Nope, the Prairies (650s at least) have an electric pump in the tank.


----------



## Mr.Scruffy (Jun 25, 2012)

I stand corrected. I thought the Prairies were vacuum operated fuel pumps. Learned something new. thanks.


----------



## Snyiper (May 16, 2012)

HondaGuy said:


> Nope, the Prairies (650s at least) have an electric pump in the tank.


Ok the 650I brutes have the vacuum pumps


----------



## rmax (Nov 21, 2009)

i have a 03 650 prarie that i tryed to part out ,but never sold a peice of it, but i thought it had a vac operated pump


----------



## MeanGreenMan (May 24, 2010)

HondaGuy said:


> Nope, the Prairies (650s at least) have an electric pump in the tank.


You are CORRECT that Prairie 650 (with SRA) has electric fuel pump inside the fuel tank.

BF650 (with IRS) and carbed BF750 (2005-7) have a vacuum puse operated fuel pump on top of the fuel tank.

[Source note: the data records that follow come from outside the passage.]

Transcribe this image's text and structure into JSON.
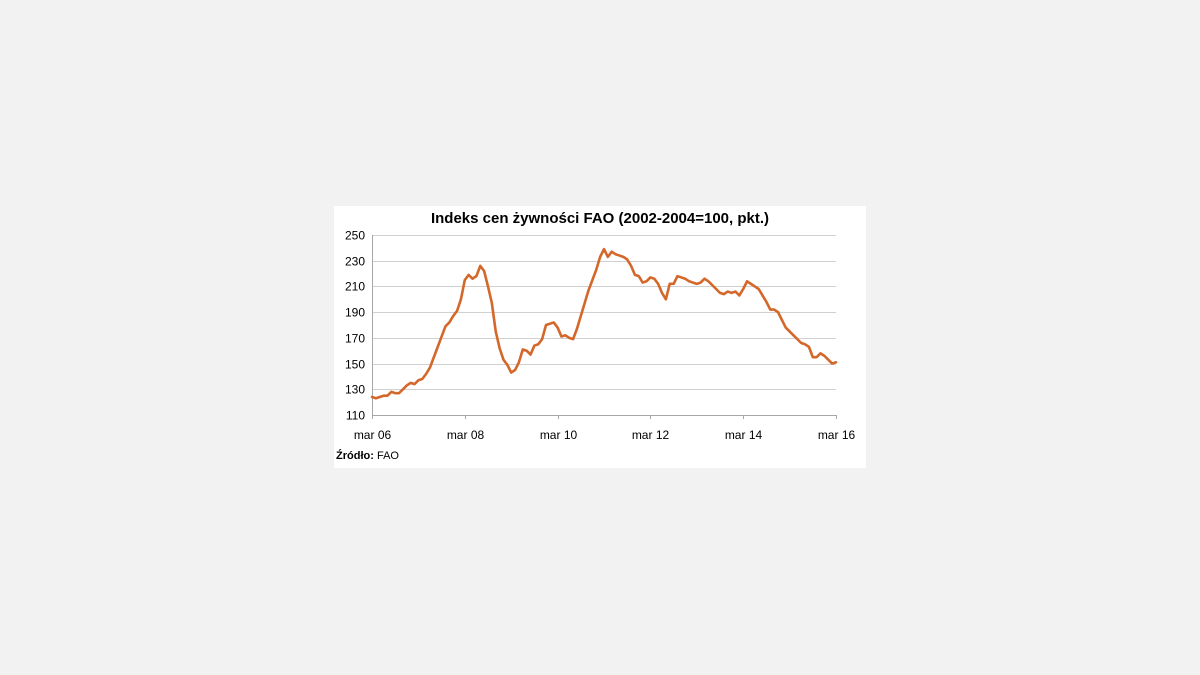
{
  "chart_data": {
    "type": "line",
    "title": "Indeks cen żywności FAO (2002-2004=100, pkt.)",
    "xlabel": "",
    "ylabel": "",
    "ylim": [
      110,
      250
    ],
    "yticks": [
      110,
      130,
      150,
      170,
      190,
      210,
      230,
      250
    ],
    "xticks": [
      {
        "label": "mar 06",
        "index": 0
      },
      {
        "label": "mar 08",
        "index": 24
      },
      {
        "label": "mar 10",
        "index": 48
      },
      {
        "label": "mar 12",
        "index": 72
      },
      {
        "label": "mar 14",
        "index": 96
      },
      {
        "label": "mar 16",
        "index": 120
      }
    ],
    "grid": true,
    "series": [
      {
        "name": "Indeks cen żywności FAO",
        "color": "#d4672a",
        "values": [
          124,
          123,
          124,
          125,
          125,
          128,
          127,
          127,
          130,
          133,
          135,
          134,
          137,
          138,
          142,
          147,
          155,
          163,
          171,
          179,
          182,
          187,
          191,
          200,
          215,
          219,
          216,
          218,
          226,
          222,
          210,
          197,
          175,
          162,
          153,
          149,
          143,
          145,
          151,
          161,
          160,
          157,
          164,
          165,
          169,
          180,
          181,
          182,
          178,
          171,
          172,
          170,
          169,
          177,
          187,
          197,
          207,
          215,
          223,
          233,
          239,
          233,
          237,
          235,
          234,
          233,
          231,
          226,
          219,
          218,
          213,
          214,
          217,
          216,
          212,
          205,
          200,
          212,
          212,
          218,
          217,
          216,
          214,
          213,
          212,
          213,
          216,
          214,
          211,
          208,
          205,
          204,
          206,
          205,
          206,
          203,
          208,
          214,
          212,
          210,
          208,
          203,
          198,
          192,
          192,
          190,
          184,
          178,
          175,
          172,
          169,
          166,
          165,
          163,
          155,
          155,
          158,
          156,
          153,
          150,
          151
        ]
      }
    ]
  },
  "source": {
    "label": "Źródło:",
    "value": "FAO"
  }
}
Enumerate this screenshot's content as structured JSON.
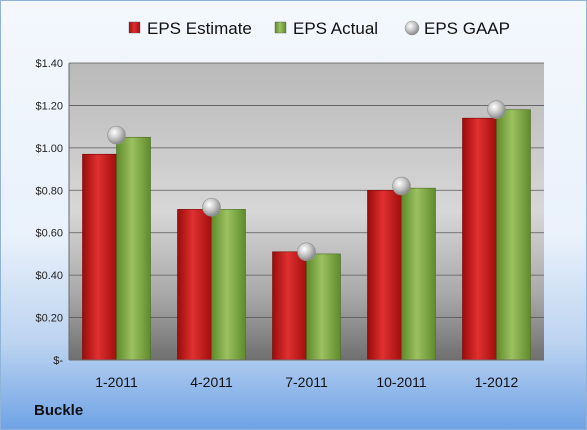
{
  "company": "Buckle",
  "chart_data": {
    "type": "bar",
    "categories": [
      "1-2011",
      "4-2011",
      "7-2011",
      "10-2011",
      "1-2012"
    ],
    "series": [
      {
        "name": "EPS Estimate",
        "type": "bar",
        "color": "#cc1111",
        "values": [
          0.97,
          0.71,
          0.51,
          0.8,
          1.14
        ]
      },
      {
        "name": "EPS Actual",
        "type": "bar",
        "color": "#77a33a",
        "values": [
          1.05,
          0.71,
          0.5,
          0.81,
          1.18
        ]
      },
      {
        "name": "EPS GAAP",
        "type": "scatter",
        "color": "#b0b0b0",
        "values": [
          1.06,
          0.72,
          0.51,
          0.82,
          1.18
        ]
      }
    ],
    "yticks": [
      "$-",
      "$0.20",
      "$0.40",
      "$0.60",
      "$0.80",
      "$1.00",
      "$1.20",
      "$1.40"
    ],
    "ylim": [
      0,
      1.4
    ],
    "ystep": 0.2,
    "legend_position": "top",
    "grid": true
  }
}
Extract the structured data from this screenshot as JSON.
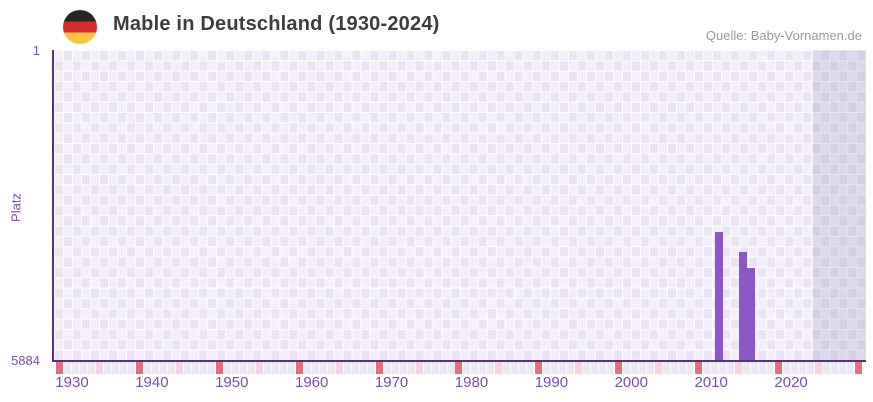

All EFI BF750 (2008+) have electric fuel pump inside the fuel tank.


----------



## HondaGuy (Mar 2, 2010)

rmax said:


> i have a 03 650 prarie that i tryed to part out ,but never sold a peice of it, but i thought it had a vac operated pump


Put that pump on eBay, you'll get a mint for it! lol

Do the 650 SRA Brutes have the same in tank electric pump setup by any chance? I know under the skin so to speak they haven't changed much since the original Prairie in 02.


----------



## filthyredneck (Feb 10, 2010)

My 07 650 sra brute had the vacuum pump....i know for sure because I replaced it due to a bad diaphragm.

"Killing Time Using Tapatalk 2"


----------



## HondaGuy (Mar 2, 2010)

Gotcha, I thought they used the vacuum style but wasn't sure.


----------